Imprese e mercato
Il ddl concorrenza riprende il suo iter, le sfide che attendono le farmacie
di Federico Jorio (avvocato Ph.D.)
Il Ddl concorrenza riprende il cammino in Senato dopo l'approdo in Parlamento avvenuto oltre 22 mesi fa. E porterà una grossa novità nel sistema delle farmacie. Lo farà radicalmente, atteso che consentirà la titolarità delle medesime alle società di capitali. Una modifica epocale, seconda solo a quella che ha consentito nel 1991 l'ingresso delle società di persone, purché costituite tra farmacisti.
Con esso è stato fatto fronte al tentativo di liberalizzare i farmaci di fascia C con obbligo di ricetta medica, nel senso di renderli commerciabili al di fuori delle farmacie, rendendo così vana l'aspettativa di appropriarsi di un tale segmento da parte di chi ha interesse mercantile a promuovere tout court la vendita di medicinali (oggi da banco). Un’interdizione nei confronti delle istanze della grande distribuzione incurante della tutela della collettività rispetto al pericolo dell'uso smoderato dei farmaci. Quell'eccessivo ricorso che si fa ai medicinali, senza obbligo di ricetta medica, che ha fatto negli anni dell'Aspirina un campione assoluto delle cause delle lesioni gastriche.
Nell'ipotesi legislativa, al vaglio senatoriale, verrebbero sanciti tre importanti principi:
a) la titolarità delle farmacie verrebbero assunte anche da società di capitali (Srl, Spa e Sapa, a questo punto anche da Scarl);
b) la possibilità per ogni società di essere titolare di più esercizi, con la consequenziale espunzione dell'attuale limite fissato in quattro farmacie;
c) la previsione di un numero massimo di farmacie in una regione fissata nell'ordine del 20% del totale.
Vediamo di capire l'impatto che siffatte modifiche avranno sia in termini di tutela di un sistema che funziona che di accesso al mercato relativo.

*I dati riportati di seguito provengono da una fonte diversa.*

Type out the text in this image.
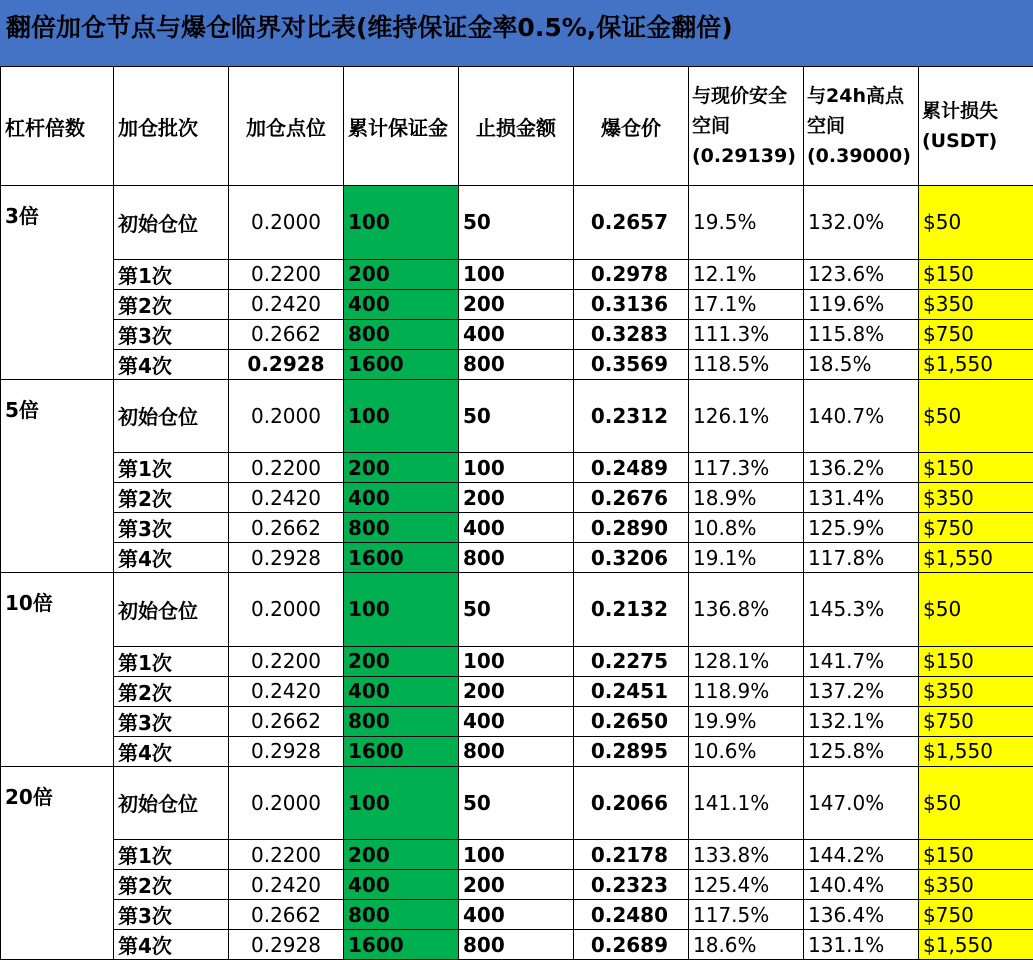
翻倍加仓节点与爆仓临界对比表(维持保证金率0.5%,保证金翻倍)
杠杆倍数	加仓批次	加仓点位	累计保证金	止损金额	爆仓价	与现价安全空间(0.29139)	与24h高点空间(0.39000)	累计损失(USDT)
3倍	初始仓位	0.2000	100	50	0.2657	19.5%	132.0%	$50
	第1次	0.2200	200	100	0.2978	12.1%	123.6%	$150
	第2次	0.2420	400	200	0.3136	17.1%	119.6%	$350
	第3次	0.2662	800	400	0.3283	111.3%	115.8%	$750
	第4次	0.2928	1600	800	0.3569	118.5%	18.5%	$1,550
5倍	初始仓位	0.2000	100	50	0.2312	126.1%	140.7%	$50
	第1次	0.2200	200	100	0.2489	117.3%	136.2%	$150
	第2次	0.2420	400	200	0.2676	18.9%	131.4%	$350
	第3次	0.2662	800	400	0.2890	10.8%	125.9%	$750
	第4次	0.2928	1600	800	0.3206	19.1%	117.8%	$1,550
10倍	初始仓位	0.2000	100	50	0.2132	136.8%	145.3%	$50
	第1次	0.2200	200	100	0.2275	128.1%	141.7%	$150
	第2次	0.2420	400	200	0.2451	118.9%	137.2%	$350
	第3次	0.2662	800	400	0.2650	19.9%	132.1%	$750
	第4次	0.2928	1600	800	0.2895	10.6%	125.8%	$1,550
20倍	初始仓位	0.2000	100	50	0.2066	141.1%	147.0%	$50
	第1次	0.2200	200	100	0.2178	133.8%	144.2%	$150
	第2次	0.2420	400	200	0.2323	125.4%	140.4%	$350
	第3次	0.2662	800	400	0.2480	117.5%	136.4%	$750
	第4次	0.2928	1600	800	0.2689	18.6%	131.1%	$1,550
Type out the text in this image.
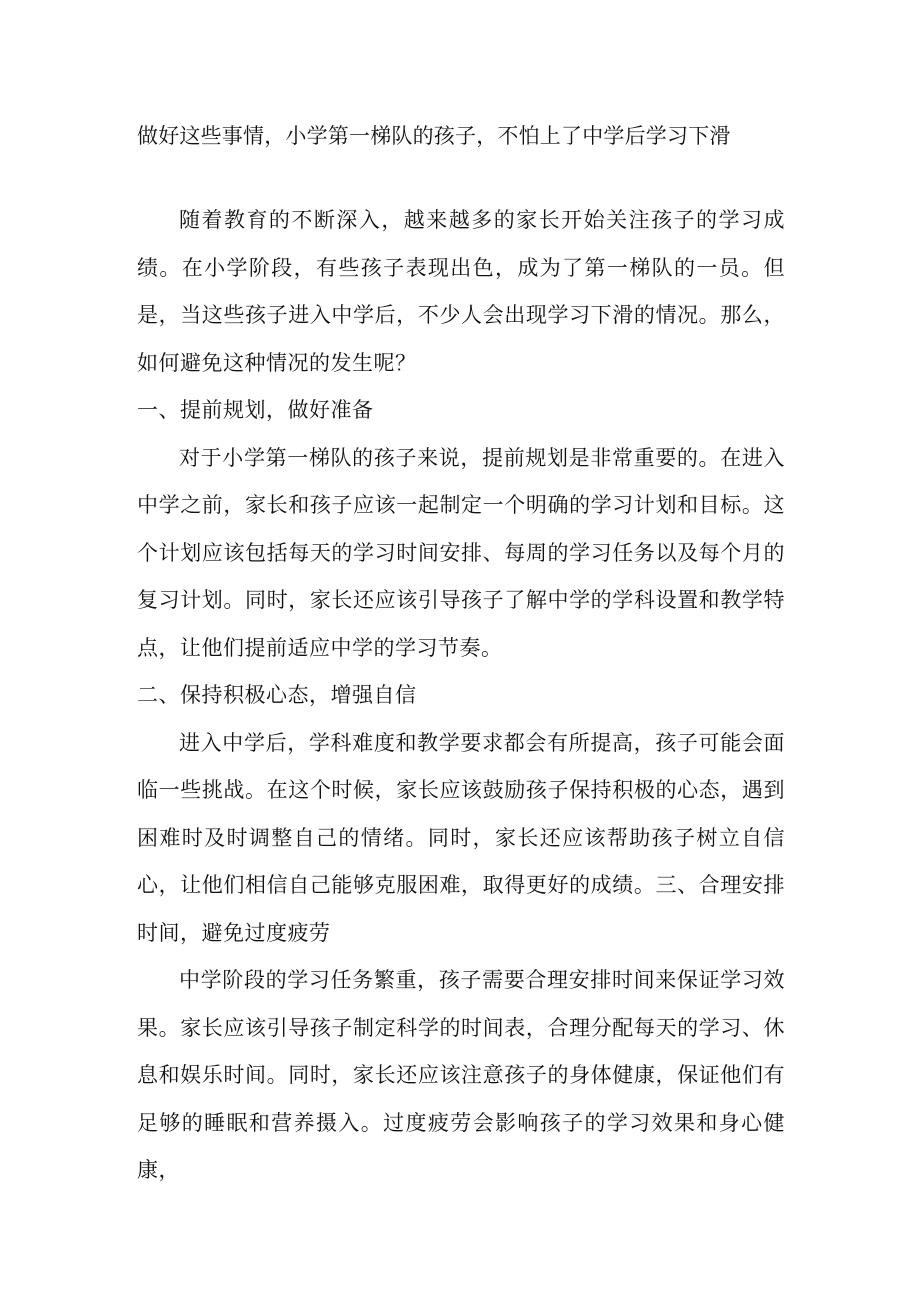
做好这些事情，小学第一梯队的孩子，不怕上了中学后学习下滑

随着教育的不断深入，越来越多的家长开始关注孩子的学习成绩。在小学阶段，有些孩子表现出色，成为了第一梯队的一员。但是，当这些孩子进入中学后，不少人会出现学习下滑的情况。那么，如何避免这种情况的发生呢？

一、提前规划，做好准备

对于小学第一梯队的孩子来说，提前规划是非常重要的。在进入中学之前，家长和孩子应该一起制定一个明确的学习计划和目标。这个计划应该包括每天的学习时间安排、每周的学习任务以及每个月的复习计划。同时，家长还应该引导孩子了解中学的学科设置和教学特点，让他们提前适应中学的学习节奏。

二、保持积极心态，增强自信

进入中学后，学科难度和教学要求都会有所提高，孩子可能会面临一些挑战。在这个时候，家长应该鼓励孩子保持积极的心态，遇到困难时及时调整自己的情绪。同时，家长还应该帮助孩子树立自信心，让他们相信自己能够克服困难，取得更好的成绩。三、合理安排时间，避免过度疲劳

中学阶段的学习任务繁重，孩子需要合理安排时间来保证学习效果。家长应该引导孩子制定科学的时间表，合理分配每天的学习、休息和娱乐时间。同时，家长还应该注意孩子的身体健康，保证他们有足够的睡眠和营养摄入。过度疲劳会影响孩子的学习效果和身心健康，
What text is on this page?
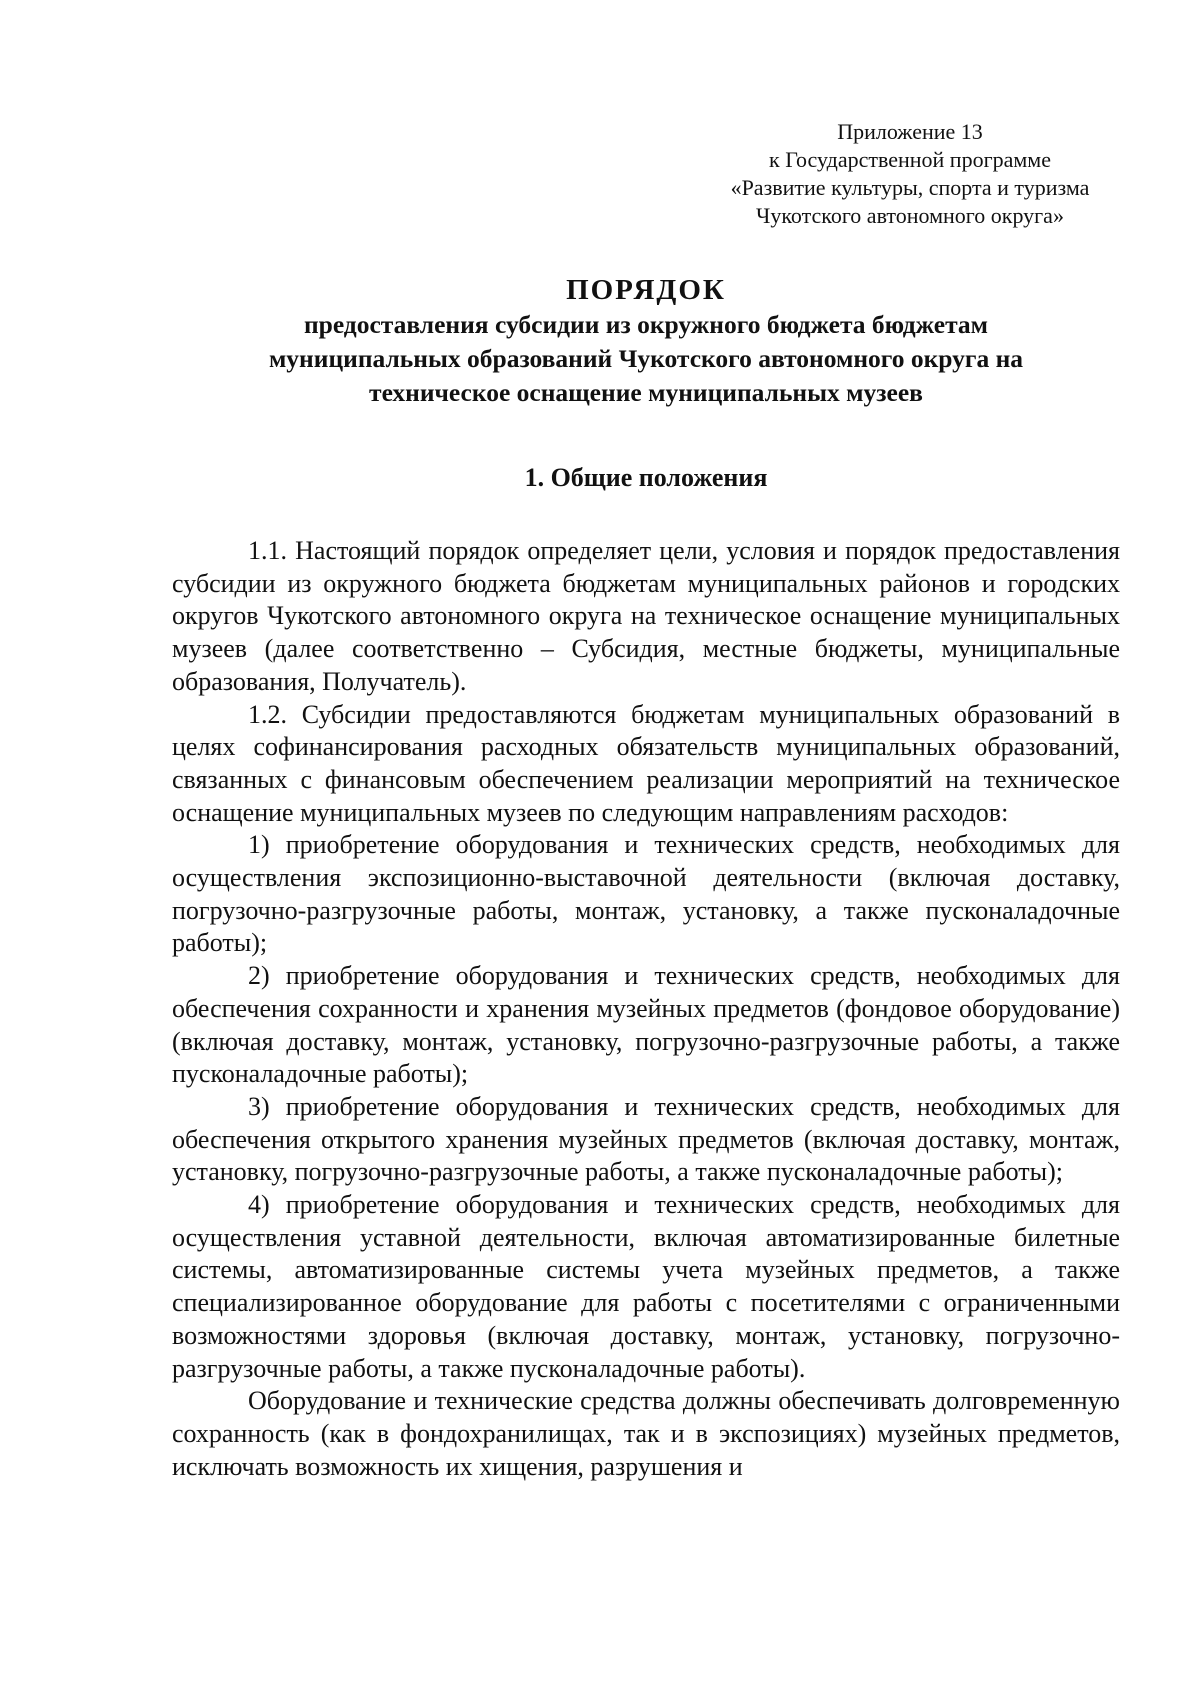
Приложение 13
к Государственной программе
«Развитие культуры, спорта и туризма
Чукотского автономного округа»
ПОРЯДОК
предоставления субсидии из окружного бюджета бюджетам
муниципальных образований Чукотского автономного округа на
техническое оснащение муниципальных музеев
1. Общие положения

1.1. Настоящий порядок определяет цели, условия и порядок предоставления субсидии из окружного бюджета бюджетам муниципальных районов и городских округов Чукотского автономного округа на техническое оснащение муниципальных музеев (далее соответственно – Субсидия, местные бюджеты, муниципальные образования, Получатель).

1.2. Субсидии предоставляются бюджетам муниципальных образований в целях софинансирования расходных обязательств муниципальных образований, связанных с финансовым обеспечением реализации мероприятий на техническое оснащение муниципальных музеев по следующим направлениям расходов:

1) приобретение оборудования и технических средств, необходимых для осуществления экспозиционно-выставочной деятельности (включая доставку, погрузочно-разгрузочные работы, монтаж, установку, а также пусконаладочные работы);

2) приобретение оборудования и технических средств, необходимых для обеспечения сохранности и хранения музейных предметов (фондовое оборудование) (включая доставку, монтаж, установку, погрузочно-разгрузочные работы, а также пусконаладочные работы);

3) приобретение оборудования и технических средств, необходимых для обеспечения открытого хранения музейных предметов (включая доставку, монтаж, установку, погрузочно-разгрузочные работы, а также пусконаладочные работы);

4) приобретение оборудования и технических средств, необходимых для осуществления уставной деятельности, включая автоматизированные билетные системы, автоматизированные системы учета музейных предметов, а также специализированное оборудование для работы с посетителями с ограниченными возможностями здоровья (включая доставку, монтаж, установку, погрузочно-разгрузочные работы, а также пусконаладочные работы).

Оборудование и технические средства должны обеспечивать долговременную сохранность (как в фондохранилищах, так и в экспозициях) музейных предметов, исключать возможность их хищения, разрушения и
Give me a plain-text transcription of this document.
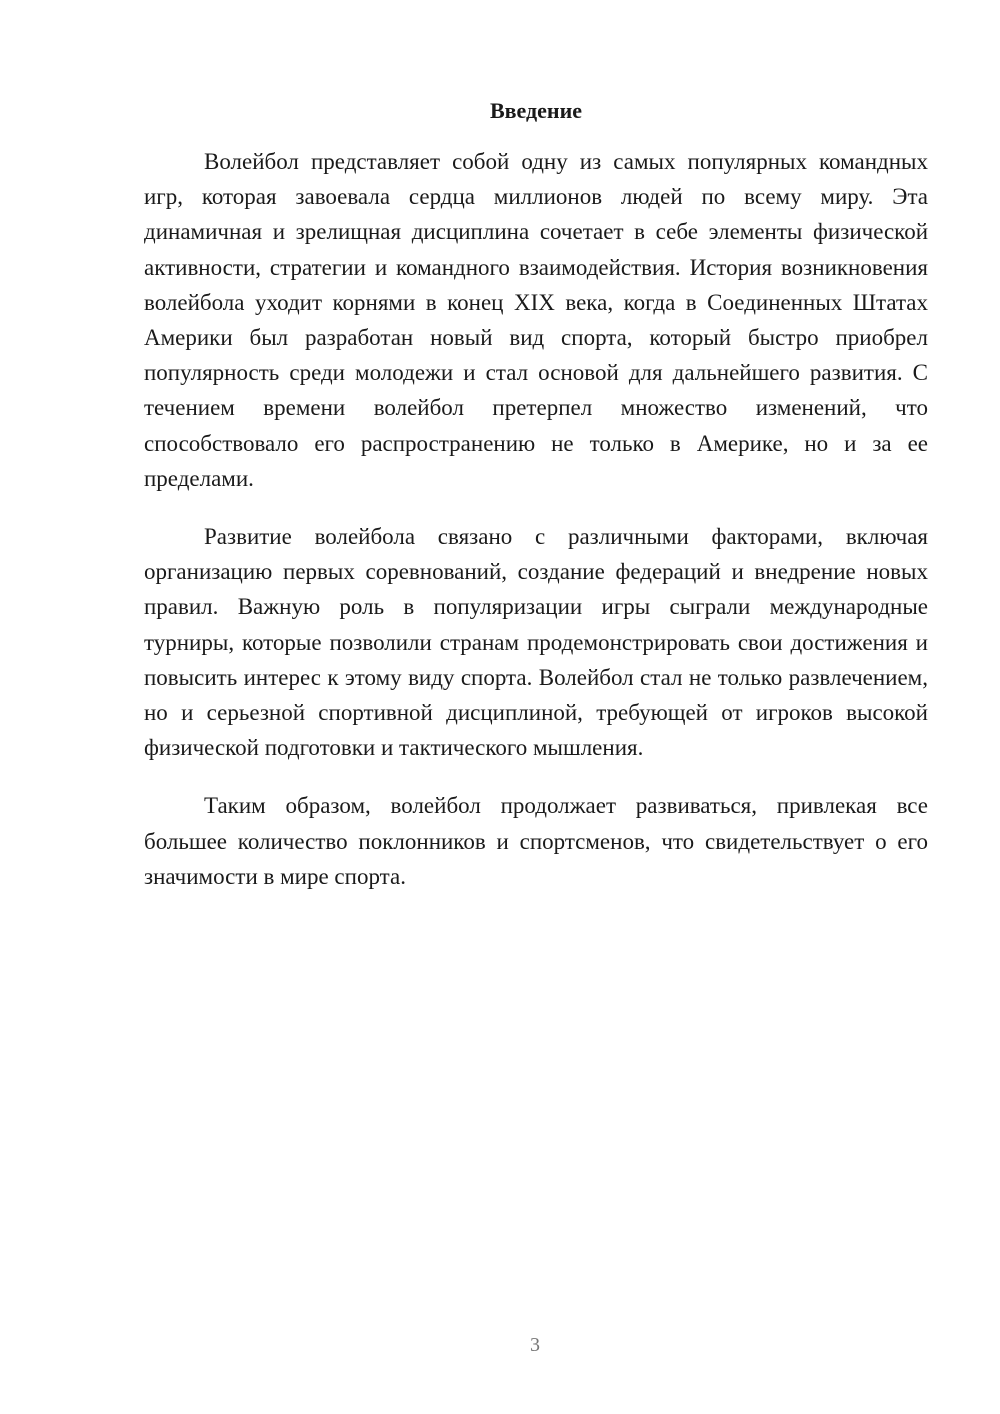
Введение

Волейбол представляет собой одну из самых популярных командных игр, которая завоевала сердца миллионов людей по всему миру. Эта динамичная и зрелищная дисциплина сочетает в себе элементы физической активности, стратегии и командного взаимодействия. История возникновения волейбола уходит корнями в конец XIX века, когда в Соединенных Штатах Америки был разработан новый вид спорта, который быстро приобрел популярность среди молодежи и стал основой для дальнейшего развития. С течением времени волейбол претерпел множество изменений, что способствовало его распространению не только в Америке, но и за ее пределами.

Развитие волейбола связано с различными факторами, включая организацию первых соревнований, создание федераций и внедрение новых правил. Важную роль в популяризации игры сыграли международные турниры, которые позволили странам продемонстрировать свои достижения и повысить интерес к этому виду спорта. Волейбол стал не только развлечением, но и серьезной спортивной дисциплиной, требующей от игроков высокой физической подготовки и тактического мышления.

Таким образом, волейбол продолжает развиваться, привлекая все большее количество поклонников и спортсменов, что свидетельствует о его значимости в мире спорта.

3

Per intanto, il provvedimento - non facendo proprie le innaturali istanze di liberalizzazione dell'esercizio - conferma la salvaguardia della natura concessoria della farmacia che attribuisce la titolarità del servizio allo Stato (oggi alle Regioni). Un servizio che l'Autorità pubblica realizza attraverso le farmacie comunali e private: dignitosamente, ovunque e da oltre un secolo (bastino le farmacie comunali bolognesi, piuttosto che quelle toscane). Una caratteristica che impone la presenza di almeno una farmacia per ogni comune, ricorrendo in seconda battuta all'esercizio del relativo livello di assistenza in capo al privato-concessionario. Una prerogativa che rappresenta una certezza assistenziale reale, specie in quelle piccolissime realtà municipali, quasi sempre segnatamente montane. In quanto tale il legislatore si rende ulteriormente garante di un servizio pubblico che costituisce il fiore all'occhiello della sanità goduta, ritenuto indiscutibilmente tale anche al di fuori dei confini nazionali.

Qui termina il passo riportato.